An important limitation of this study is the relatively low number of patients with CPT-IA deficiency. Plasma acylcarnitines have high intra-individual biological variation, depending on nutritional status (fasting), exercise, and clinical condition. The large biological variation may impair the diagnostic value of the markers. This is illustrated by the results of case 3. The analysis of the first sample gave near-normal values of the molar ratios of C0/(C16:0-ac+C18:0-ac) and C0/∑lc-ac, whereas the analysis of the second sample gave clearly abnormal values, see Table 2. When reviewing all nine plasma samples of our CPT-IA deficient patients (see Table 2 and Fig. 1), it is clear that the suggested cut-off values are highly sensitive and that the diagnostic value of the (combination of) markers is not dependent on the clinical condition and treatment regimens of our patients.

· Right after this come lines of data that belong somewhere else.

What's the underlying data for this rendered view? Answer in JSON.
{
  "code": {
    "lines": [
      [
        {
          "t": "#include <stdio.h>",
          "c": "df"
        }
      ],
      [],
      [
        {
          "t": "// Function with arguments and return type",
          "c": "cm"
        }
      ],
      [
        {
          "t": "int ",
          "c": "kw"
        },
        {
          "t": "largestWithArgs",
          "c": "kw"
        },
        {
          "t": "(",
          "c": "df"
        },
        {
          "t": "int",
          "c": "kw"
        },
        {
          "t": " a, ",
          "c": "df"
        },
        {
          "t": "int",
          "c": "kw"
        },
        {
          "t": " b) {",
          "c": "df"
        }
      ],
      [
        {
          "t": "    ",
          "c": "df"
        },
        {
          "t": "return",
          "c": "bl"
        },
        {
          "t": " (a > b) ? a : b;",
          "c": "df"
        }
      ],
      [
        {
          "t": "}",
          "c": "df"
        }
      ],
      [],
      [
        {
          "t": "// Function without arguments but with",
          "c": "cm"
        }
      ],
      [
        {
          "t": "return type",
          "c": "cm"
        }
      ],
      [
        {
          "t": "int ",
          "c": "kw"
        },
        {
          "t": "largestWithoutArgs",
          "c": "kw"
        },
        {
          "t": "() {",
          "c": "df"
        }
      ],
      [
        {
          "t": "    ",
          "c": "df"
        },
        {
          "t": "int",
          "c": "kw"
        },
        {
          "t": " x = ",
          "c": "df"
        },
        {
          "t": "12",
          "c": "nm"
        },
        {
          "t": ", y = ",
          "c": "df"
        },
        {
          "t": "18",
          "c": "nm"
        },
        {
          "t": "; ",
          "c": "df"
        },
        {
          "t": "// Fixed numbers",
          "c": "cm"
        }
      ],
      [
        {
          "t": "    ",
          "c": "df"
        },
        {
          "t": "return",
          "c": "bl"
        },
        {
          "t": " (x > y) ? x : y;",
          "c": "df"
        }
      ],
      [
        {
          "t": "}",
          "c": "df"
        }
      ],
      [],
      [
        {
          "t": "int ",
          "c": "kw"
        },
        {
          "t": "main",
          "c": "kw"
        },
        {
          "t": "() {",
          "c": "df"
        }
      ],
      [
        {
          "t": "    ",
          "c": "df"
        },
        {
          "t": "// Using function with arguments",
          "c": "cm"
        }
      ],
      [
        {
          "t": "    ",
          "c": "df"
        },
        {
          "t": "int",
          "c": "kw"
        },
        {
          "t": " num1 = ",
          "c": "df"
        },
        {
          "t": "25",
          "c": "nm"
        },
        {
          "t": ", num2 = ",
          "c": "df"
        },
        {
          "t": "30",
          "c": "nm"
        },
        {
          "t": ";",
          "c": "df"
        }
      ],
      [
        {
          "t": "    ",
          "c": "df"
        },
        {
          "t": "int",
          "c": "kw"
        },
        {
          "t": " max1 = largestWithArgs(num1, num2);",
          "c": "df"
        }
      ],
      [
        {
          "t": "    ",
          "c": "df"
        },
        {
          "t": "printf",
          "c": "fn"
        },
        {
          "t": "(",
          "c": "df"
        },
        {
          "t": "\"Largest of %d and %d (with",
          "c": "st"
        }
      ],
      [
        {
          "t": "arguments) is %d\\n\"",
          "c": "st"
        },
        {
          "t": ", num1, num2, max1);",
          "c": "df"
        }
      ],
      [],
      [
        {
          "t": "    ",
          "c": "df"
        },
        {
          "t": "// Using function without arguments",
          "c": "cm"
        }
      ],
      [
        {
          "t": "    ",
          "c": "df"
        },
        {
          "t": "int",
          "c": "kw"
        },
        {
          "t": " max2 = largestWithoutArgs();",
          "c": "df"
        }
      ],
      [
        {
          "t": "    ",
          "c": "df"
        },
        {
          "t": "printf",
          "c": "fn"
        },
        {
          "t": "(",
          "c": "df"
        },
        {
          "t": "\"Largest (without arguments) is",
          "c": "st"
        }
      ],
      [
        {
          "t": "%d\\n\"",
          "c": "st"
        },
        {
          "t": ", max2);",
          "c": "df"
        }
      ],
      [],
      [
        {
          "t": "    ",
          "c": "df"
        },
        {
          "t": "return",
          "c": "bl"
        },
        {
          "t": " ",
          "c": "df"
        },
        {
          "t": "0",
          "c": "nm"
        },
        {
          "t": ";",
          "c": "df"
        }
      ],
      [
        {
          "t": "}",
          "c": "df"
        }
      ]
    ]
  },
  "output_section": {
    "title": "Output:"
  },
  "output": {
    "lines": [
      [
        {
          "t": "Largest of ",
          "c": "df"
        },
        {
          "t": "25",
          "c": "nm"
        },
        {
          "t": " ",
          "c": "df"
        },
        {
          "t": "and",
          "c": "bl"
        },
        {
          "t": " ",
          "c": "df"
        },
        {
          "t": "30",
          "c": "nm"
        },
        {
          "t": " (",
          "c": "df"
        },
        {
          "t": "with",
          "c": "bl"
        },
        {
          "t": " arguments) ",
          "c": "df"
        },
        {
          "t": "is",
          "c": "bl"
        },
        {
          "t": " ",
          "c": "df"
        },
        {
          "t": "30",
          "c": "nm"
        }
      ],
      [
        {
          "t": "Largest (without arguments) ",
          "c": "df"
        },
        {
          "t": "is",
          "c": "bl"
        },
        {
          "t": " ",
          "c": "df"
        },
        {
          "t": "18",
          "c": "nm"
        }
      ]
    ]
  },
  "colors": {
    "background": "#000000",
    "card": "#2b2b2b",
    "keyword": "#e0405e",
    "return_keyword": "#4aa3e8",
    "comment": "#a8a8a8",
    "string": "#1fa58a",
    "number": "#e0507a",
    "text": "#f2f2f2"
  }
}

When reviewing six plasma C0 concentrations and C0/(C16:0-ac+C18:0-ac) ratios of the 2 CPT-IA deficient patients presented in the study of de Sain-van der Velden et al. (2013), all the samples of these patients would probably also have been identified using the proposed marker combination. It is nevertheless important to investigate these markers in a larger cohort of CPT-IA deficient patients.

Conclusion

CPT-IA deficiency is rare and can easily be overlooked by relying on the classical marker, i.e., high plasma C0 concentrations. It has therefore been suggested to use blood spots acylcarnitines for diagnosis of CPT-IA deficiency. This study, however, demonstrates that CPT-IA deficiency can be diagnosed reliably with high sensitivity and specificity in plasma by a combination of a low C18:1-ac concentration and a high molar ratio of C0/(C16:0-ac+C18:0-ac). It is advised to further validate these markers in a larger cohort of patients with CPT-IA deficiency.